Terapia alkoholowa jest trudna. Nie zawsze udaje się od razu, ludzie wracają do picia, ale najważniejsze, to przyznać się do problemu i zacząć szukać pomocy. Ilu księży spośród tych ponad 1100 przestało pić?
Statystyki są dość podobne na świecie. To zazwyczaj około 40 procent. Czasem księża do nas wracają po raz kolejny i wtedy się udaje. Ale nie zawsze. To choroba na całe życie.

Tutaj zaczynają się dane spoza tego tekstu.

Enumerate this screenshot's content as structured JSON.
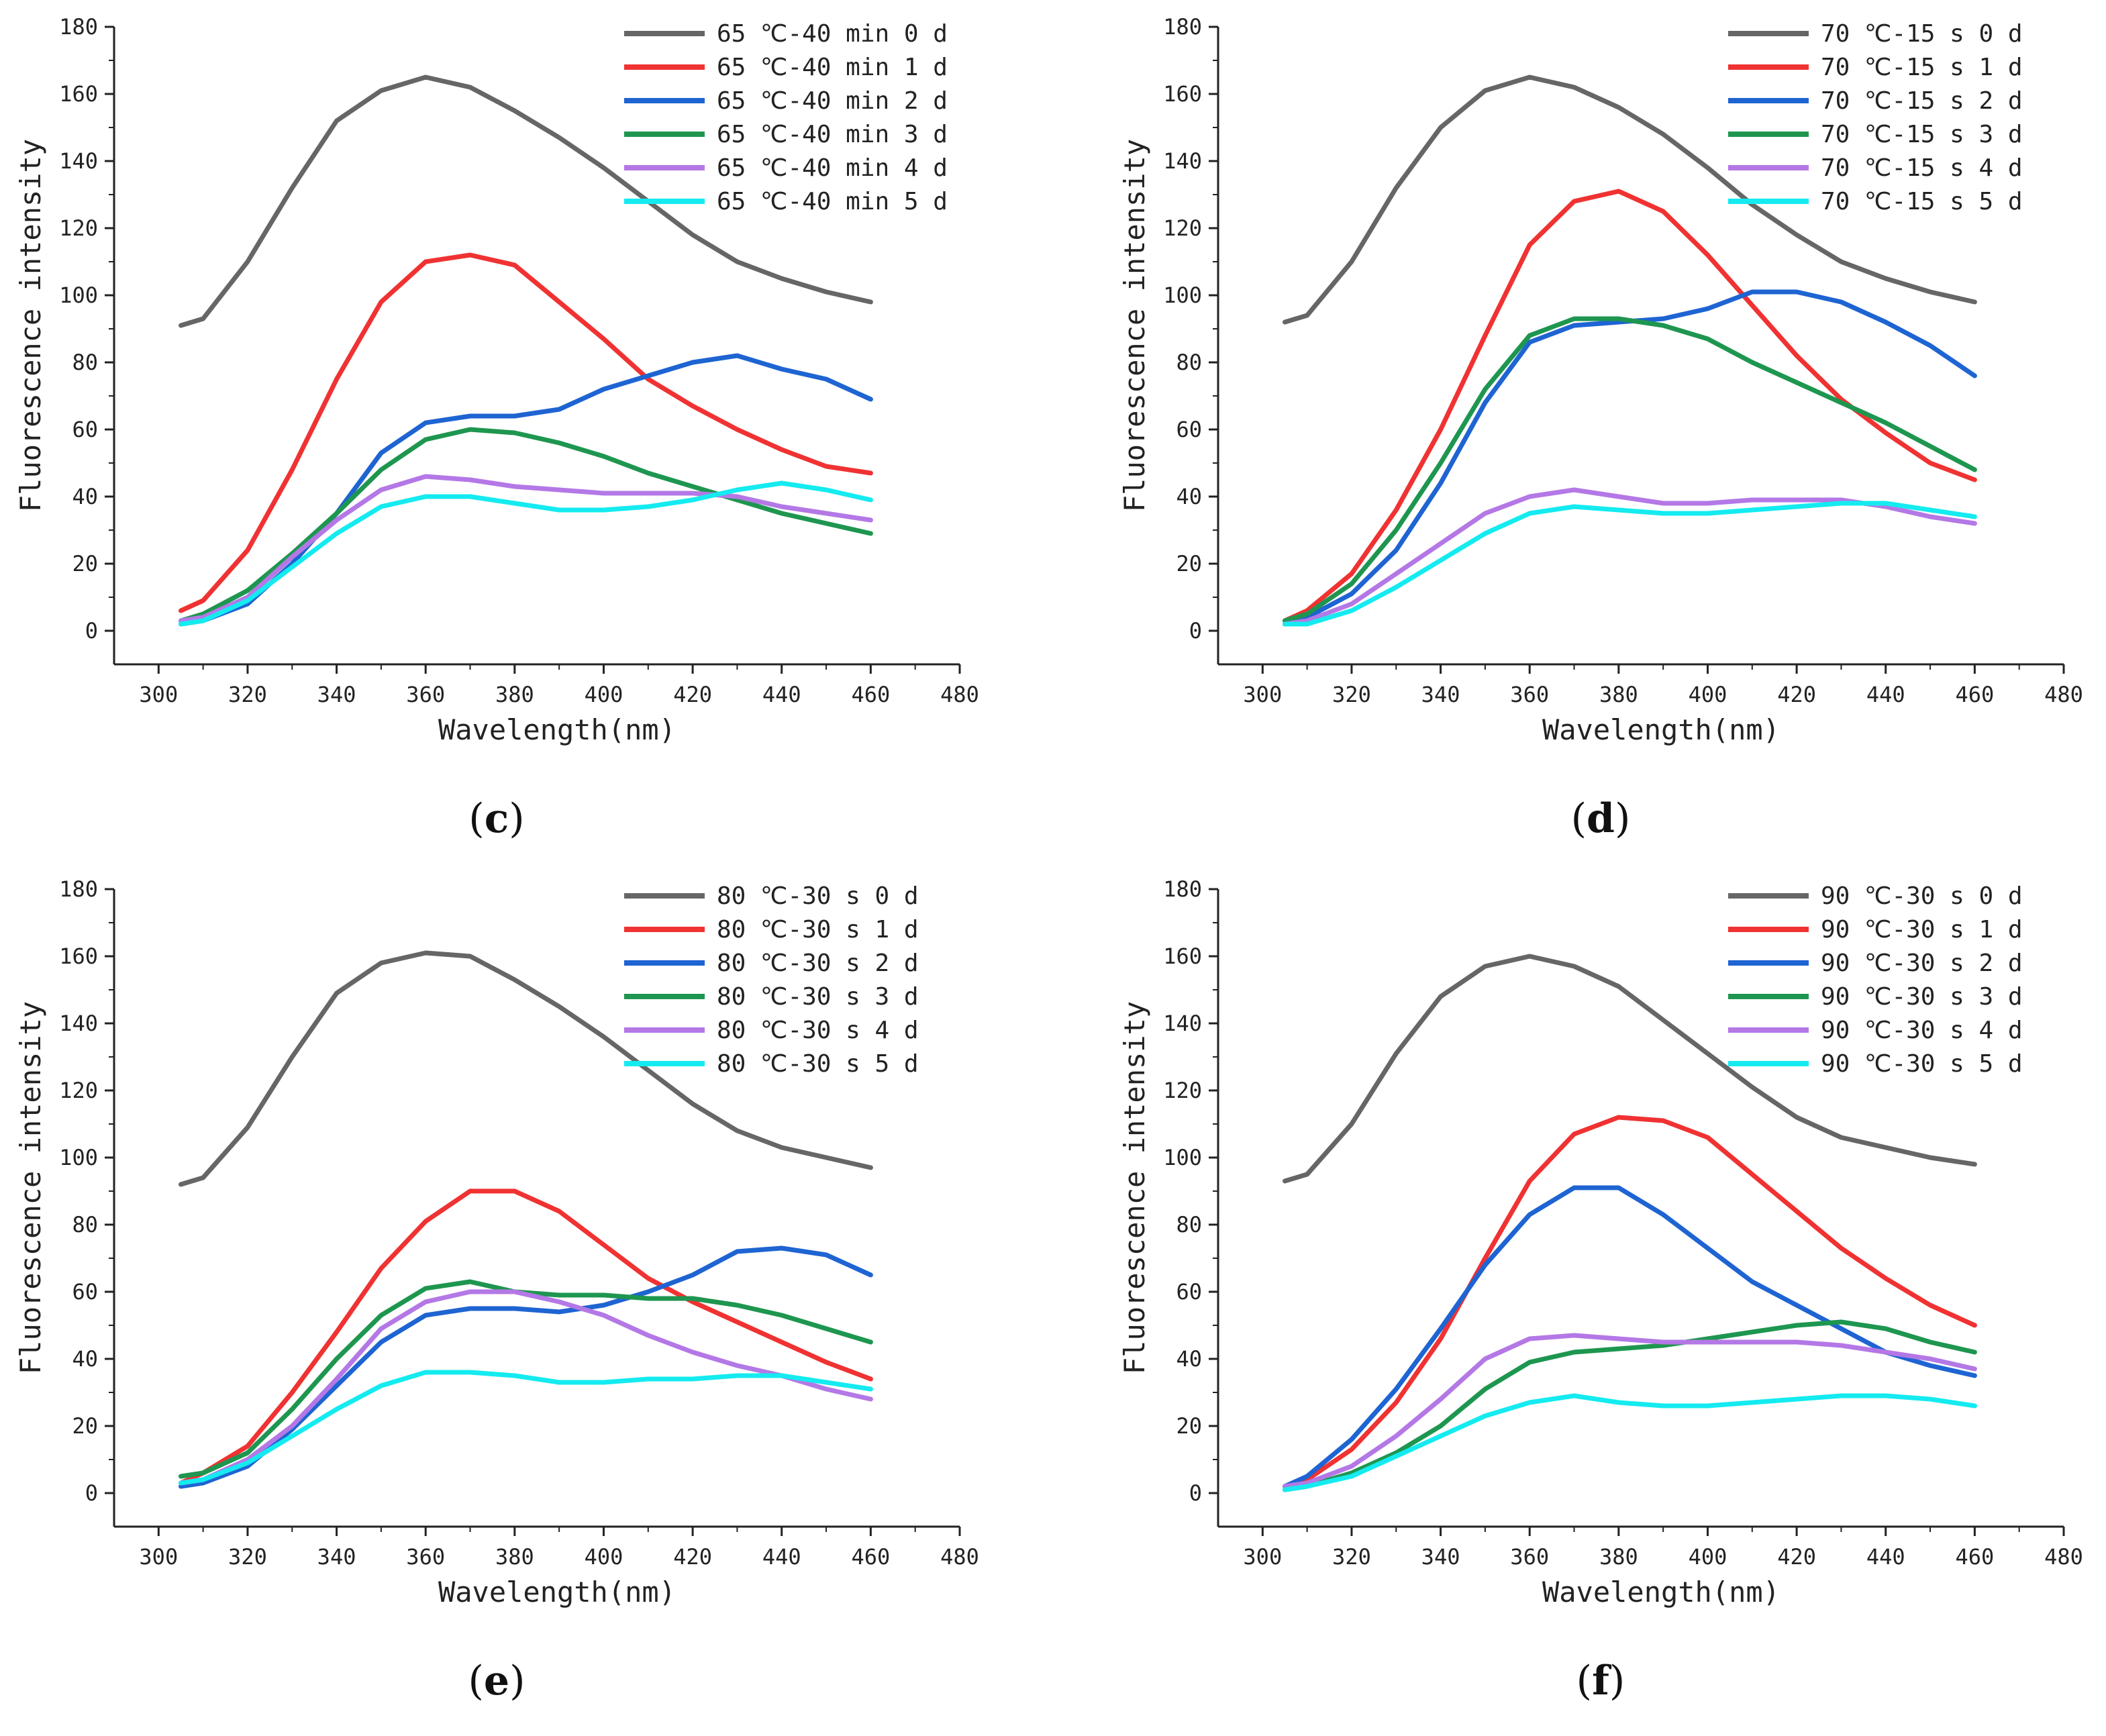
{
  "chart_data": [
    {
      "type": "line",
      "panel_label": "c",
      "xlabel": "Wavelength(nm)",
      "ylabel": "Fluorescence intensity",
      "xlim": [
        290,
        480
      ],
      "ylim": [
        -10,
        180
      ],
      "xticks": [
        300,
        320,
        340,
        360,
        380,
        400,
        420,
        440,
        460,
        480
      ],
      "yticks": [
        0,
        20,
        40,
        60,
        80,
        100,
        120,
        140,
        160,
        180
      ],
      "legend_position": "top-right",
      "x": [
        305,
        310,
        320,
        330,
        340,
        350,
        360,
        370,
        380,
        390,
        400,
        410,
        420,
        430,
        440,
        450,
        460
      ],
      "series": [
        {
          "name": "65 ℃-40 min 0 d",
          "color": "#666666",
          "values": [
            91,
            93,
            110,
            132,
            152,
            161,
            165,
            162,
            155,
            147,
            138,
            128,
            118,
            110,
            105,
            101,
            98
          ]
        },
        {
          "name": "65 ℃-40 min 1 d",
          "color": "#f03232",
          "values": [
            6,
            9,
            24,
            48,
            75,
            98,
            110,
            112,
            109,
            98,
            87,
            75,
            67,
            60,
            54,
            49,
            47
          ]
        },
        {
          "name": "65 ℃-40 min 2 d",
          "color": "#1e64d2",
          "values": [
            2,
            3,
            8,
            20,
            35,
            53,
            62,
            64,
            64,
            66,
            72,
            76,
            80,
            82,
            78,
            75,
            69
          ]
        },
        {
          "name": "65 ℃-40 min 3 d",
          "color": "#1e9650",
          "values": [
            3,
            5,
            12,
            23,
            35,
            48,
            57,
            60,
            59,
            56,
            52,
            47,
            43,
            39,
            35,
            32,
            29
          ]
        },
        {
          "name": "65 ℃-40 min 4 d",
          "color": "#b478e6",
          "values": [
            3,
            4,
            10,
            22,
            33,
            42,
            46,
            45,
            43,
            42,
            41,
            41,
            41,
            40,
            37,
            35,
            33
          ]
        },
        {
          "name": "65 ℃-40 min 5 d",
          "color": "#14ebf0",
          "values": [
            2,
            3,
            9,
            19,
            29,
            37,
            40,
            40,
            38,
            36,
            36,
            37,
            39,
            42,
            44,
            42,
            39
          ]
        }
      ]
    },
    {
      "type": "line",
      "panel_label": "d",
      "xlabel": "Wavelength(nm)",
      "ylabel": "Fluorescence intensity",
      "xlim": [
        290,
        480
      ],
      "ylim": [
        -10,
        180
      ],
      "xticks": [
        300,
        320,
        340,
        360,
        380,
        400,
        420,
        440,
        460,
        480
      ],
      "yticks": [
        0,
        20,
        40,
        60,
        80,
        100,
        120,
        140,
        160,
        180
      ],
      "legend_position": "top-right",
      "x": [
        305,
        310,
        320,
        330,
        340,
        350,
        360,
        370,
        380,
        390,
        400,
        410,
        420,
        430,
        440,
        450,
        460
      ],
      "series": [
        {
          "name": "70 ℃-15 s 0 d",
          "color": "#666666",
          "values": [
            92,
            94,
            110,
            132,
            150,
            161,
            165,
            162,
            156,
            148,
            138,
            127,
            118,
            110,
            105,
            101,
            98
          ]
        },
        {
          "name": "70 ℃-15 s 1 d",
          "color": "#f03232",
          "values": [
            3,
            6,
            17,
            36,
            60,
            88,
            115,
            128,
            131,
            125,
            112,
            97,
            82,
            69,
            59,
            50,
            45
          ]
        },
        {
          "name": "70 ℃-15 s 2 d",
          "color": "#1e64d2",
          "values": [
            2,
            4,
            11,
            24,
            44,
            68,
            86,
            91,
            92,
            93,
            96,
            101,
            101,
            98,
            92,
            85,
            76
          ]
        },
        {
          "name": "70 ℃-15 s 3 d",
          "color": "#1e9650",
          "values": [
            3,
            5,
            14,
            30,
            50,
            72,
            88,
            93,
            93,
            91,
            87,
            80,
            74,
            68,
            62,
            55,
            48
          ]
        },
        {
          "name": "70 ℃-15 s 4 d",
          "color": "#b478e6",
          "values": [
            2,
            3,
            8,
            17,
            26,
            35,
            40,
            42,
            40,
            38,
            38,
            39,
            39,
            39,
            37,
            34,
            32
          ]
        },
        {
          "name": "70 ℃-15 s 5 d",
          "color": "#14ebf0",
          "values": [
            2,
            2,
            6,
            13,
            21,
            29,
            35,
            37,
            36,
            35,
            35,
            36,
            37,
            38,
            38,
            36,
            34
          ]
        }
      ]
    },
    {
      "type": "line",
      "panel_label": "e",
      "xlabel": "Wavelength(nm)",
      "ylabel": "Fluorescence intensity",
      "xlim": [
        290,
        480
      ],
      "ylim": [
        -10,
        180
      ],
      "xticks": [
        300,
        320,
        340,
        360,
        380,
        400,
        420,
        440,
        460,
        480
      ],
      "yticks": [
        0,
        20,
        40,
        60,
        80,
        100,
        120,
        140,
        160,
        180
      ],
      "legend_position": "top-right",
      "x": [
        305,
        310,
        320,
        330,
        340,
        350,
        360,
        370,
        380,
        390,
        400,
        410,
        420,
        430,
        440,
        450,
        460
      ],
      "series": [
        {
          "name": "80 ℃-30 s 0 d",
          "color": "#666666",
          "values": [
            92,
            94,
            109,
            130,
            149,
            158,
            161,
            160,
            153,
            145,
            136,
            126,
            116,
            108,
            103,
            100,
            97
          ]
        },
        {
          "name": "80 ℃-30 s 1 d",
          "color": "#f03232",
          "values": [
            3,
            6,
            14,
            30,
            48,
            67,
            81,
            90,
            90,
            84,
            74,
            64,
            57,
            51,
            45,
            39,
            34
          ]
        },
        {
          "name": "80 ℃-30 s 2 d",
          "color": "#1e64d2",
          "values": [
            2,
            3,
            8,
            19,
            32,
            45,
            53,
            55,
            55,
            54,
            56,
            60,
            65,
            72,
            73,
            71,
            65
          ]
        },
        {
          "name": "80 ℃-30 s 3 d",
          "color": "#1e9650",
          "values": [
            5,
            6,
            12,
            25,
            40,
            53,
            61,
            63,
            60,
            59,
            59,
            58,
            58,
            56,
            53,
            49,
            45
          ]
        },
        {
          "name": "80 ℃-30 s 4 d",
          "color": "#b478e6",
          "values": [
            3,
            4,
            10,
            20,
            34,
            49,
            57,
            60,
            60,
            57,
            53,
            47,
            42,
            38,
            35,
            31,
            28
          ]
        },
        {
          "name": "80 ℃-30 s 5 d",
          "color": "#14ebf0",
          "values": [
            3,
            4,
            9,
            17,
            25,
            32,
            36,
            36,
            35,
            33,
            33,
            34,
            34,
            35,
            35,
            33,
            31
          ]
        }
      ]
    },
    {
      "type": "line",
      "panel_label": "f",
      "xlabel": "Wavelength(nm)",
      "ylabel": "Fluorescence intensity",
      "xlim": [
        290,
        480
      ],
      "ylim": [
        -10,
        180
      ],
      "xticks": [
        300,
        320,
        340,
        360,
        380,
        400,
        420,
        440,
        460,
        480
      ],
      "yticks": [
        0,
        20,
        40,
        60,
        80,
        100,
        120,
        140,
        160,
        180
      ],
      "legend_position": "top-right",
      "x": [
        305,
        310,
        320,
        330,
        340,
        350,
        360,
        370,
        380,
        390,
        400,
        410,
        420,
        430,
        440,
        450,
        460
      ],
      "series": [
        {
          "name": "90 ℃-30 s 0 d",
          "color": "#666666",
          "values": [
            93,
            95,
            110,
            131,
            148,
            157,
            160,
            157,
            151,
            141,
            131,
            121,
            112,
            106,
            103,
            100,
            98
          ]
        },
        {
          "name": "90 ℃-30 s 1 d",
          "color": "#f03232",
          "values": [
            2,
            4,
            13,
            27,
            46,
            70,
            93,
            107,
            112,
            111,
            106,
            95,
            84,
            73,
            64,
            56,
            50
          ]
        },
        {
          "name": "90 ℃-30 s 2 d",
          "color": "#1e64d2",
          "values": [
            2,
            5,
            16,
            31,
            49,
            68,
            83,
            91,
            91,
            83,
            73,
            63,
            56,
            49,
            42,
            38,
            35
          ]
        },
        {
          "name": "90 ℃-30 s 3 d",
          "color": "#1e9650",
          "values": [
            1,
            2,
            6,
            12,
            20,
            31,
            39,
            42,
            43,
            44,
            46,
            48,
            50,
            51,
            49,
            45,
            42
          ]
        },
        {
          "name": "90 ℃-30 s 4 d",
          "color": "#b478e6",
          "values": [
            2,
            3,
            8,
            17,
            28,
            40,
            46,
            47,
            46,
            45,
            45,
            45,
            45,
            44,
            42,
            40,
            37
          ]
        },
        {
          "name": "90 ℃-30 s 5 d",
          "color": "#14ebf0",
          "values": [
            1,
            2,
            5,
            11,
            17,
            23,
            27,
            29,
            27,
            26,
            26,
            27,
            28,
            29,
            29,
            28,
            26
          ]
        }
      ]
    }
  ]
}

Czy leczyły się u was kobiety?
Czasem zdarzają się siostry zakonne, przysyłają je przełożone. W historii ośrodka było ich około 20. Kilkanaście lat temu uczestniczyłem w próbie utworzenia takiego ośrodka dla sióstr zakonnych, w Stanach Zjednoczonych one są. Na razie nic z tego nie wyszło.
W sierpniu ksiądz z diecezji białostockiej odprawiał pijany mszę świętą. Ktoś to zgłosił, biskup skierował go na terapię. Jak się zachować w takiej sytuacji?
U nas w okolicy był niedawno przypadek, że pijany ksiądz odprawiał pogrzeb. Jedna pani zadzwoniła po policję. Przyjechali, pozwolili mu dokończyć, zbadali go alkomatem. To jest bardzo dobra reakcja. Jeżeli ktoś przychodzi do pracy pijany, ksiądz pijany pełni posługę, trzeba od razu reagować. Najpierw przez przełożonych, a jeśli to nie pomaga, działać radykalnie. Dla tego księdza to był taki szok, że mu to pomogło. Jest już po terapii. Takie zdecydowane działanie nazywa się w terapii „twardą miłością”. Ale do tego ludzie muszą dojrzeć. Dlatego trzeba głośno mówić o problemie choroby alkoholowej, która jest „demokratyczna”. Chorują księża, naukowe autorytety, nauczyciele, prawnicy, lekarze, politycy, dziennikarze, aktorzy i tak zwani zwyczajni ludzie. Coraz więcej kobiet. Zamiast czekać, aż wydarzy się tragedia, trzeba stawić czoło rzeczywistości.